Le cinéma français a pour redondance, il faut l’avouer, cette passion pour raconter toujours la même chose ; des couples qui battent de l’aile, s’aiment et s’étreignent dans des élans fatals. Des visions constamment pessimistes du couple comme une psyché incanalisable. La question reste alors de savoir comment raconter cette même histoire alors que tout le monde n’a cessé de nous l’apprendre jusqu’à ce que nous connaissions chaque séquence par coeur.

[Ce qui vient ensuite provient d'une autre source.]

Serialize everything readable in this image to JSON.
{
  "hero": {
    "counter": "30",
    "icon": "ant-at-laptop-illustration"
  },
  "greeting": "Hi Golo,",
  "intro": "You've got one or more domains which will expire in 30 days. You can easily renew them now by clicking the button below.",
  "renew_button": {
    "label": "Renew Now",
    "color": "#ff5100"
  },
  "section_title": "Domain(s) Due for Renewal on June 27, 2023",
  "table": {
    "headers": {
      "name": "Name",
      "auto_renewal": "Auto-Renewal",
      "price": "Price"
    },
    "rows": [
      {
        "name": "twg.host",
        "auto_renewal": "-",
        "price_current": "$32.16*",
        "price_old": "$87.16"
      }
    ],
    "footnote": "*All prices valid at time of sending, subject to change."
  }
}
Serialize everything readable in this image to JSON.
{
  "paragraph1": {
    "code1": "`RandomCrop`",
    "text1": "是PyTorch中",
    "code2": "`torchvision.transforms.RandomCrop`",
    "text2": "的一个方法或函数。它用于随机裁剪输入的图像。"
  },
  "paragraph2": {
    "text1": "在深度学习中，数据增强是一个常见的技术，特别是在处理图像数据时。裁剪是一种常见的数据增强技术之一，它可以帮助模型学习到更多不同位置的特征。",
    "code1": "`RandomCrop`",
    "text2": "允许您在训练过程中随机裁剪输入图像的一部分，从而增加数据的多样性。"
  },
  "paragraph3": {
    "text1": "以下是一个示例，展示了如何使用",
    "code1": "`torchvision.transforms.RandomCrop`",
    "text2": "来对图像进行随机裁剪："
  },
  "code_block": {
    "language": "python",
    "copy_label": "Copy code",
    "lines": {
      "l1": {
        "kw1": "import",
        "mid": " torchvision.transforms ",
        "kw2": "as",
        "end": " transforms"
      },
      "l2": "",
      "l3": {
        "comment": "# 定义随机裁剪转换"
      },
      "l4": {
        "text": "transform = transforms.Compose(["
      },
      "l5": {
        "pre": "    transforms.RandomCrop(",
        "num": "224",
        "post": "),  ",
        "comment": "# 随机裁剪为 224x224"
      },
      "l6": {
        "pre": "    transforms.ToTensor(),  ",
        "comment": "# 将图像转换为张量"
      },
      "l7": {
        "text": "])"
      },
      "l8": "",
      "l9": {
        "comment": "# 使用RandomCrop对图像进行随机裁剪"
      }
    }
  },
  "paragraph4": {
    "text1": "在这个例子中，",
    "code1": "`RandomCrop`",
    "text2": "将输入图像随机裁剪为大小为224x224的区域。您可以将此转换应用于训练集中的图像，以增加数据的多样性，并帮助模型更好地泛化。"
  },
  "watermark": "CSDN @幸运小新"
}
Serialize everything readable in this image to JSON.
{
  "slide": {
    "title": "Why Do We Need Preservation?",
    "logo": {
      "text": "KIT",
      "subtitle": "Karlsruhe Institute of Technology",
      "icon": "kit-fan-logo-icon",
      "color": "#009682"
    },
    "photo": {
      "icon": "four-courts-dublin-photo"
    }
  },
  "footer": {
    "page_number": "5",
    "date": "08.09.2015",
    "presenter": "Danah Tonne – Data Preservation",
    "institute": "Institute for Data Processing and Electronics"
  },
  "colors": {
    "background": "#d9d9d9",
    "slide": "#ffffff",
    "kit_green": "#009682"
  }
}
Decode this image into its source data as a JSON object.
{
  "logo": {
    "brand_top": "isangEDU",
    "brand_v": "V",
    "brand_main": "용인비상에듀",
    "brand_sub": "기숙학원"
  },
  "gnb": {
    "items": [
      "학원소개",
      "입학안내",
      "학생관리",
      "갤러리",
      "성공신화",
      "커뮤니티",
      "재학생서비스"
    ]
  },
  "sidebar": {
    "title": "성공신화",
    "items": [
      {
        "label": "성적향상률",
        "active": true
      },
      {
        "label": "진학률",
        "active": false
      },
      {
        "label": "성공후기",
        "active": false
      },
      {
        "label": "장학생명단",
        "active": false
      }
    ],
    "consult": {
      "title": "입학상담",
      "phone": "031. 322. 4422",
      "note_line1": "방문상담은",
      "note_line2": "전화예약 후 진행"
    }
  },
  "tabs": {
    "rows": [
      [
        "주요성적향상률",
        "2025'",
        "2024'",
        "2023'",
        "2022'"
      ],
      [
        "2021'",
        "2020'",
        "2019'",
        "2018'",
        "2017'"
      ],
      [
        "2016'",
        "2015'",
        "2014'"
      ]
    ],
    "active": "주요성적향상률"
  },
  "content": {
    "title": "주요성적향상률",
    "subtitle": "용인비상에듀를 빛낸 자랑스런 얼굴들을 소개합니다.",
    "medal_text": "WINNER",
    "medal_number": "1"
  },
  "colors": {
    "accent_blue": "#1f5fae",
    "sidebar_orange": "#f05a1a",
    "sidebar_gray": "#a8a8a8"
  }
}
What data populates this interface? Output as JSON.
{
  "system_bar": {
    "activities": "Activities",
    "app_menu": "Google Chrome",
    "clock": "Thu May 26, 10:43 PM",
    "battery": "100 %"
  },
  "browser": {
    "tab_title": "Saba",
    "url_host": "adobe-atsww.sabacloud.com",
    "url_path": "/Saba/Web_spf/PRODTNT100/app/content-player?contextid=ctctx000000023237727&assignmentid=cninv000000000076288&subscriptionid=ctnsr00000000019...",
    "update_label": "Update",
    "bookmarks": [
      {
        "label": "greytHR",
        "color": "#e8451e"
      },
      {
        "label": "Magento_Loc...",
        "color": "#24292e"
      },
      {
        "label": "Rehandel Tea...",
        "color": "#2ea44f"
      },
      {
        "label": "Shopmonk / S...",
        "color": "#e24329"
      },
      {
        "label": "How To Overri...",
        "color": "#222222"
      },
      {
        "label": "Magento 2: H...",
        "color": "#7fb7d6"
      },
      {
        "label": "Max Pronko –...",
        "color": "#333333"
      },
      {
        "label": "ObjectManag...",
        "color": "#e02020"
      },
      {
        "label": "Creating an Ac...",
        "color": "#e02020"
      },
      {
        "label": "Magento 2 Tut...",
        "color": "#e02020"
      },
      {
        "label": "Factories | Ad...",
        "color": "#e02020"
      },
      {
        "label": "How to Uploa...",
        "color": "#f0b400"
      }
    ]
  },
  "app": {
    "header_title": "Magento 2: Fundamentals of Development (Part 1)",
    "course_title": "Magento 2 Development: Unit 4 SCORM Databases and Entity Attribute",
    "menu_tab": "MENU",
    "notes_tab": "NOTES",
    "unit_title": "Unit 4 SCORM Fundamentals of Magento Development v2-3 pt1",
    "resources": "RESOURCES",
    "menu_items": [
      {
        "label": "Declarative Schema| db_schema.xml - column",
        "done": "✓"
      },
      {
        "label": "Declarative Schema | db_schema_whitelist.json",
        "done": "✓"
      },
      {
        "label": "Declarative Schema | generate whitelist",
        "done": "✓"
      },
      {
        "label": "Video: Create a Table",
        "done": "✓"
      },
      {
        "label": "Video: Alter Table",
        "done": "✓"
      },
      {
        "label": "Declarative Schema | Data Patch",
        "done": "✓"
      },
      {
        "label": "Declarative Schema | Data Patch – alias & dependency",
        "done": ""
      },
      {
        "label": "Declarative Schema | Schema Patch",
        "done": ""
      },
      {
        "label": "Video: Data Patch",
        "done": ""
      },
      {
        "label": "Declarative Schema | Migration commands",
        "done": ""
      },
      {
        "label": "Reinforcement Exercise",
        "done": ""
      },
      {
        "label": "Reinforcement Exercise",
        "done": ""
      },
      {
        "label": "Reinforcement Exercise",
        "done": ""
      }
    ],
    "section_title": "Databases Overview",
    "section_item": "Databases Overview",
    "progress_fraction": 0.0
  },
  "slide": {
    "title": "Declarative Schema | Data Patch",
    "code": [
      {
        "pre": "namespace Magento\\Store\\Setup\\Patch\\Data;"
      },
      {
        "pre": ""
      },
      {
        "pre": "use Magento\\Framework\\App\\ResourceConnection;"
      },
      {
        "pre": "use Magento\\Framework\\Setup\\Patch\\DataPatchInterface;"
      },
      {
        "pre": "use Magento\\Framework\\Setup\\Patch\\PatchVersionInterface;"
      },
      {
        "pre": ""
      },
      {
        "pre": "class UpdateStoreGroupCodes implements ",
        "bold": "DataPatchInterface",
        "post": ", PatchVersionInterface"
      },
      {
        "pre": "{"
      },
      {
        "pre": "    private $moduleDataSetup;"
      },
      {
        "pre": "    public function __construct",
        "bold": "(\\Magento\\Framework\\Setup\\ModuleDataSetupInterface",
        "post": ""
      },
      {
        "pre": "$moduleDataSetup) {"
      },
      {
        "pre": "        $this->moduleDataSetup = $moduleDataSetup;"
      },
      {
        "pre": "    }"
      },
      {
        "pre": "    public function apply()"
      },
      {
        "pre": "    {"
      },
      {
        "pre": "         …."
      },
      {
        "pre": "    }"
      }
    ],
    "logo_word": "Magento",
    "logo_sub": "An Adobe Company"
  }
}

Michaël Cohen, qui adapte son propre roman, opte ici pour une fragmentation du récit. Sans maîtriser réellement le principe décousu de la narration (métaphore directe d’un couple qui éclate dans son incohérence et sa communication à sens unique), l’acteur-romancier-scénariste-réalisateur livre toutefois un beau portrait de couple désenchanté. Sa mise en scène au plus proche de l’amour offre quelques moments de pure grâce, piégeant la vérité amoureuse dans son animalité ou l’odeur du souvenir qu’elle dégage. Lui, raide dingue, est d’une fragilité magnifique, et elle, névrosée insupportable, devient progressivement l’élément incompris et incompréhensible de l’histoire, cette femme qui devient folle au fur et à mesure qu’on la découvre d’avant en arrière dans le récit. Le film comporte assurément l’héritage mal dissimulé d’une nouvelle vague stylisée (des Airs tirés d’Hamlet lors des séquences les plus anodines tiennent d’une prétention auteuriste difficilement défendable), cherchant au niveau de la tragédie là où n’y a la plupart du temps qu’un simple film sans renouvellement. Mais Michaël Cohen a tout de même le mérite de saisir des évènements basiques en leur insufflant une beauté quotidienne que peu de cinéastes parviennent à capter dans l’analyse clinique d’un couple. Et c’est peut-être parce qu’ici il n’y a rien de clinique, juste une ligne directrice totalement floue, que le film s’allège et devient élégiaque dans sa description sensuelle du désir et du drame humain.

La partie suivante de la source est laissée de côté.